The Duty to Accommodate

A request for accommodation triggers a duty to accommodate based on legal standards, including the Accessibility for Ontarians with Disability Act (AODA). This means that employers are obliged to eliminate or diminish discriminatory practices by adjusting their rules, policies and processes to ensure that a person can participate in learning activities and fulfill their responsibilities in the workplace.

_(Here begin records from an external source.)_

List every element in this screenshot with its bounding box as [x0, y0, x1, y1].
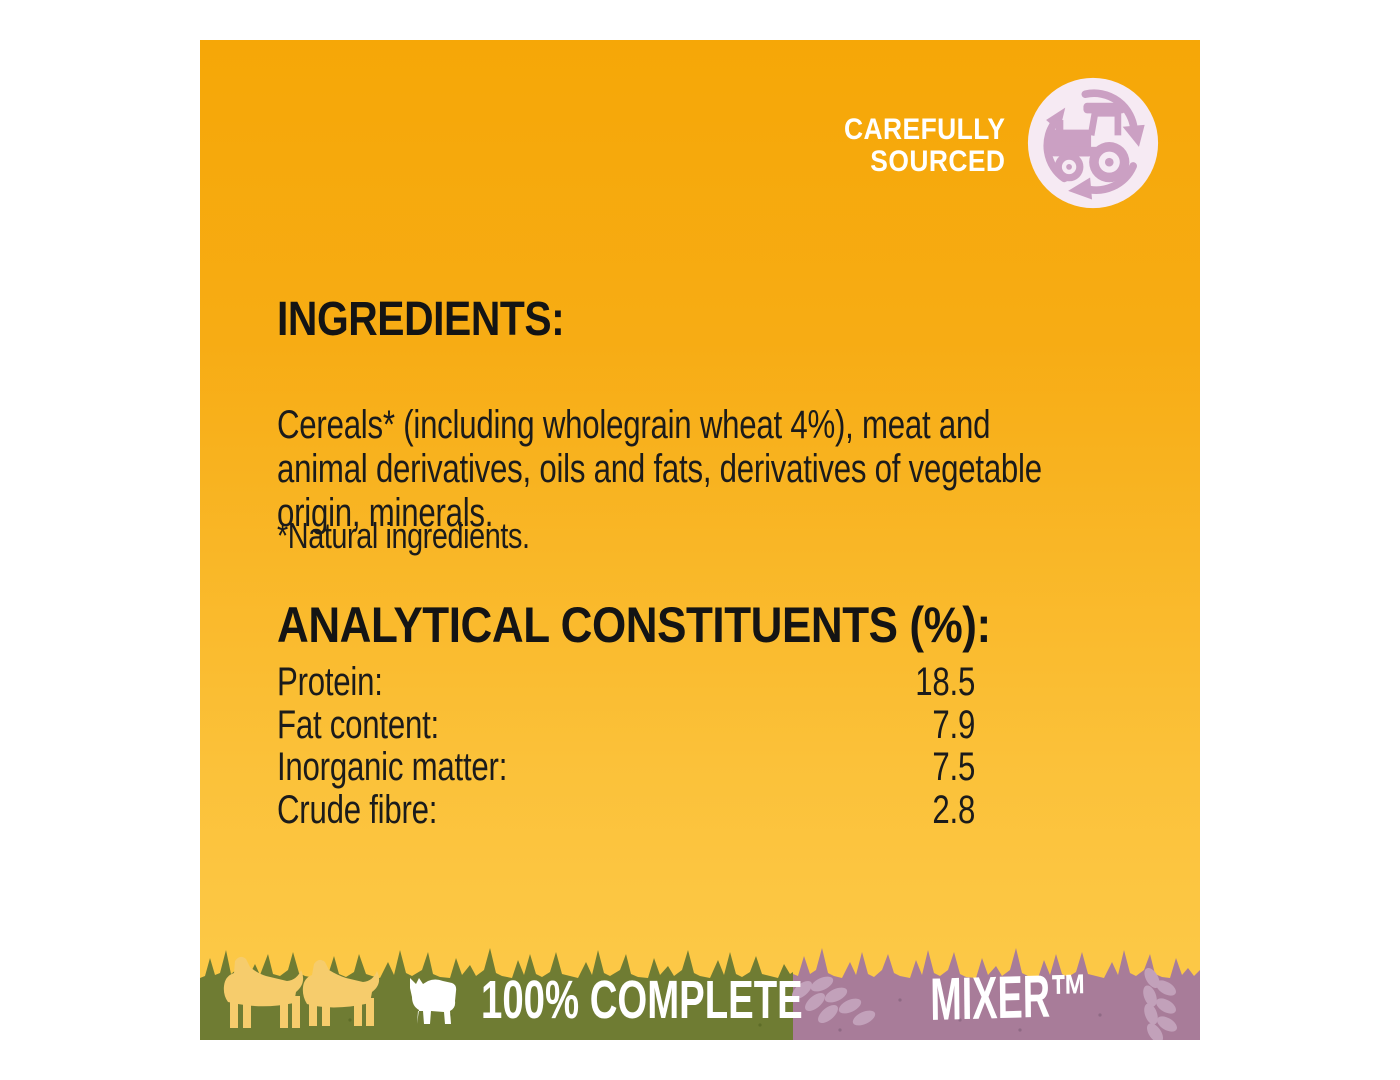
- table-row: Fat content: 7.9: [277, 702, 976, 747]
- row-label: Inorganic matter:: [277, 745, 508, 789]
- terrier-silhouette-icon: [410, 978, 457, 1024]
- row-value: 7.9: [932, 702, 976, 747]
- row-label: Fat content:: [277, 702, 439, 747]
- carefully-sourced-line1: CAREFULLY: [843, 113, 1005, 146]
- wheat-sprig-icon: [792, 976, 876, 1026]
- grass-edge: [200, 948, 793, 1040]
- carefully-sourced-text: CAREFULLY SOURCED: [844, 114, 1005, 178]
- wheat-sprig-icon: [1143, 968, 1177, 1040]
- table-row: Protein: 18.5: [277, 661, 975, 704]
- row-value: 18.5: [915, 660, 976, 704]
- natural-ingredients-note: *Natural ingredients.: [277, 515, 530, 556]
- table-row: Inorganic matter: 7.5: [277, 746, 975, 789]
- table-row: Crude fibre: 2.8: [277, 787, 976, 832]
- row-value: 2.8: [932, 787, 976, 832]
- ingredients-body: Cereals* (including wholegrain wheat 4%)…: [277, 403, 1042, 535]
- row-label: Protein:: [277, 660, 383, 704]
- brand-name-label: MIXER™: [929, 961, 1089, 1033]
- pack-back-label: CAREFULLY SOURCED INGREDIENTS: [200, 40, 1200, 1040]
- analytical-heading: ANALYTICAL CONSTITUENTS (%):: [277, 597, 991, 653]
- labrador-silhouette-icon: [223, 956, 304, 1028]
- retriever-silhouette-icon: [302, 959, 380, 1026]
- row-label: Crude fibre:: [277, 787, 438, 832]
- tractor-recycle-icon: [1027, 77, 1159, 209]
- row-value: 7.5: [932, 745, 976, 789]
- ingredients-heading: INGREDIENTS:: [277, 293, 565, 346]
- footer-bands: [200, 948, 1200, 1040]
- purple-speckles: [838, 993, 1102, 1032]
- complete-claim-label: 100% COMPLETE: [481, 970, 803, 1030]
- carefully-sourced-line2: SOURCED: [869, 145, 1005, 178]
- grass-edge: [793, 948, 1200, 1040]
- analytical-table: Protein: 18.5 Fat content: 7.9 Inorganic…: [277, 661, 975, 831]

Examples of the duty to accommodate are:



  • Providing accommodations for interviews or tests that are requisite for recruitment.
  • Providing translators and/or assistive devices, such as special monitors and software programs for employees with visual or hearing impairments.
  • Permitting an employee to attend a medical appointment.
  • Making a workspace accessible to persons with mobility impairments (“What is The Duty to Accommodate?“).

Undue Hardship

This duty to accommodate holds unless it entails undue hardship. While a degree of hardship is acceptable, an employer may be exempt from accommodating workers if they can show:

  • Measurable costs related to the accommodation that poses a significant burden on an organization.
  • A risk to the health and safety of the person seeking accommodation, other employees, tenants, staff or other service users.
  • Other possible funding streams (i.e., government grants) that would offset the costs of accommodation have been explored and/or exhausted (“14. Undue Hardship“).

For example, a small airline company can claim undue hardship to defend its decision to terminate a pilot after he was diagnosed with a visual impairment that left him with limited peripheral vision and unable to fly planes. The airline could argue that, since it has a small fleet and few employees, it could not offer him an alternative position. So keeping him on the payroll would cause undue hardship (“What is The Duty to Accommodate?“).

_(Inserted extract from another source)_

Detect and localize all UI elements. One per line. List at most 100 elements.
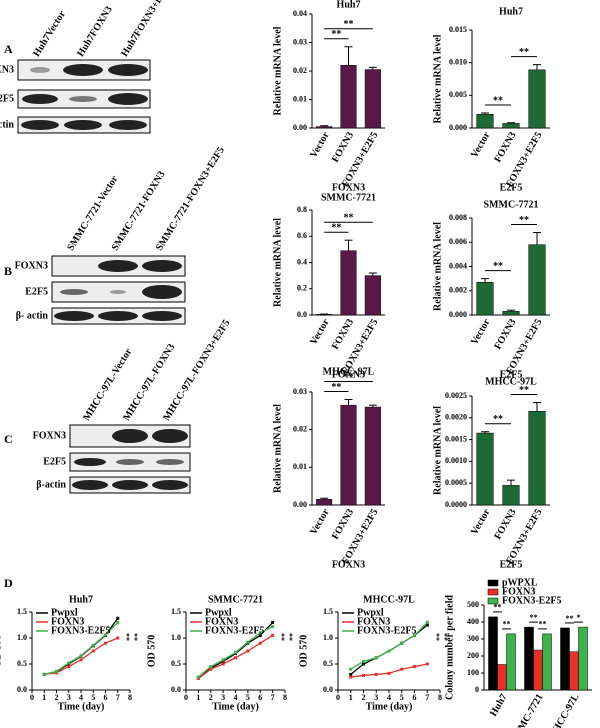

The current legal provisions for accommodation do not guarantee social inclusion. The duty to accommodate is triggered by a request for accommodation and verification of disability. However, the risk of stigmatization and discrimination associated with ableism, and the desire to protect their medical information may dissuade persons from disclosing their disabilities. Moreover, while the standard of undue hardship allows for reasonable accommodations, persons requiring significant support may be excluded if an employer successfully claims prohibitive costs.